After a slow start, I've finally started tearing through My Antonia. I realize this book will be over soon! I'm about halfway through the ~250 page novel and I'm really enjoying the change of pace from Middlemarch.
My Antonia is basically the memories of a boy, Jim Burden, as he grows up in the farm lands with his neighbor Antonia Shimerda. The Shimerdas are Bohemians who've recently come to America to start their own farm. The father has a difficult time adjusting to his new life in America and, during his first winter in America, shoots himself in the Burden's barn. From there, Antonia's older brother assumes the role of patriarch in her family. He uses Antonia as a farm hand while Jim, a few years younger, goes to school.

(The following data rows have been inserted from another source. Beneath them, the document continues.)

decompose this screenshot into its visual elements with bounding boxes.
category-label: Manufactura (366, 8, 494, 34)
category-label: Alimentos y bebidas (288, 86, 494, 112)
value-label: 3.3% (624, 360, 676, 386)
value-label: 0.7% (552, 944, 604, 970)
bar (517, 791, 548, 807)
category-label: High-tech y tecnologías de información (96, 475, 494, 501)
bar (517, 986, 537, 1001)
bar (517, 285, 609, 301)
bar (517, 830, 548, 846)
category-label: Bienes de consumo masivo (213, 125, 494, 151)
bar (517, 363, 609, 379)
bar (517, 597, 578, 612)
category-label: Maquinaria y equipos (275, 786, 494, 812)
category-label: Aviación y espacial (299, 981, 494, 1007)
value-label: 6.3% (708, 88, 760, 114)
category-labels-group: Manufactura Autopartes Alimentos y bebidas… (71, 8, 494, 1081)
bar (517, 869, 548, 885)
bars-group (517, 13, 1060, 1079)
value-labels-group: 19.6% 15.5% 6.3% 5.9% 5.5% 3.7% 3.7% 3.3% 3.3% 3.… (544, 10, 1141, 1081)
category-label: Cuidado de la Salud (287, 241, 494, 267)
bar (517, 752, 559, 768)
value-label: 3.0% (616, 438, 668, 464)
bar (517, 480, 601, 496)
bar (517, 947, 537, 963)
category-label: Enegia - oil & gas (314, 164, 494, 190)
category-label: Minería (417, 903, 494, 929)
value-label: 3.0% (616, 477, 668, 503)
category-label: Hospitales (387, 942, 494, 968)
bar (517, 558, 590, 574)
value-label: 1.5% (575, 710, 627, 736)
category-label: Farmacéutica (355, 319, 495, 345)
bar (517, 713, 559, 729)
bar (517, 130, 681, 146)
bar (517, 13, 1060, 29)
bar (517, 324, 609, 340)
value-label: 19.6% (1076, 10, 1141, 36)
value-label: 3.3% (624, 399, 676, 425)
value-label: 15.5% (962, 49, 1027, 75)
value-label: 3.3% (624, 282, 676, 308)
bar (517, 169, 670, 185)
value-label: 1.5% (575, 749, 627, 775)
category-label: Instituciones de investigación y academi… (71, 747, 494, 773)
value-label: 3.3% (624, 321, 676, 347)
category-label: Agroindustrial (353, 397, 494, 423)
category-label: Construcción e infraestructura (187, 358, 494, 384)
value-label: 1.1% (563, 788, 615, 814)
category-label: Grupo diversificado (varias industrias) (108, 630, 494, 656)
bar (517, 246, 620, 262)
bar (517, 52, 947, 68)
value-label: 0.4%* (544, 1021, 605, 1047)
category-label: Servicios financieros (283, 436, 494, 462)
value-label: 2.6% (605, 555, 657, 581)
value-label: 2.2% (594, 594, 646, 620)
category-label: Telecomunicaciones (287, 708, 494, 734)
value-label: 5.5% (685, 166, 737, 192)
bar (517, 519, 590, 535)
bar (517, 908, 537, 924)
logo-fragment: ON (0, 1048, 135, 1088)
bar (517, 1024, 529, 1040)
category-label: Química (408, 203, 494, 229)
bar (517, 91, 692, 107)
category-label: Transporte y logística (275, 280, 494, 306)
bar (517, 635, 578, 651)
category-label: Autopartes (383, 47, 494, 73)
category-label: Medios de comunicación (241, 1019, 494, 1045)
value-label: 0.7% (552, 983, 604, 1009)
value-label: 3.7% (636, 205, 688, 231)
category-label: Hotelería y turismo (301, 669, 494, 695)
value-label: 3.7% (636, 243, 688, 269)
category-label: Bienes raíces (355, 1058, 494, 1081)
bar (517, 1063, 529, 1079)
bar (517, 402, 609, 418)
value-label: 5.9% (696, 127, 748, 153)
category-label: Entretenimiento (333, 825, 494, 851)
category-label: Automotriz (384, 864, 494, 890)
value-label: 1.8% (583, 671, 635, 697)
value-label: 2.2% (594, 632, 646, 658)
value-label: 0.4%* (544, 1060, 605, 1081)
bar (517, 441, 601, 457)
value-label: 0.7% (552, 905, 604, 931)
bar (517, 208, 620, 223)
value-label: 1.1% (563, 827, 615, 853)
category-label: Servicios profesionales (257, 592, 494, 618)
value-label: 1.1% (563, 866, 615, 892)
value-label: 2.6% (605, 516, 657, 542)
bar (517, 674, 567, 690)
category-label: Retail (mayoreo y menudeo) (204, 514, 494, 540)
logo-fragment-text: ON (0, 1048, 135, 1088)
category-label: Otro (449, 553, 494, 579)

Right now, Jim's going to school in the town and Antonia is working as a helper to his neighbors, the Harlings. Antonia just exudes a good vibe in the novel and I don't quite know how Cather is able to do that since we really don't know much about her. She's passionate and childlike despite her hard life. She loves her family and the Burdens and isn't frivolous. Look at that. I guess that's how Cather got us to love Antonia.
The farmland, middle America setting is interesting as well. I've never really read many books that take place in this part of the world. I'm enjoying it. There's a sense of camaraderie and neighborliness in this book that's not stifled and overly polite like it is in Middlemarch. Everything about My Antonia feels so vast even though it focuses on so narrow a subset of people.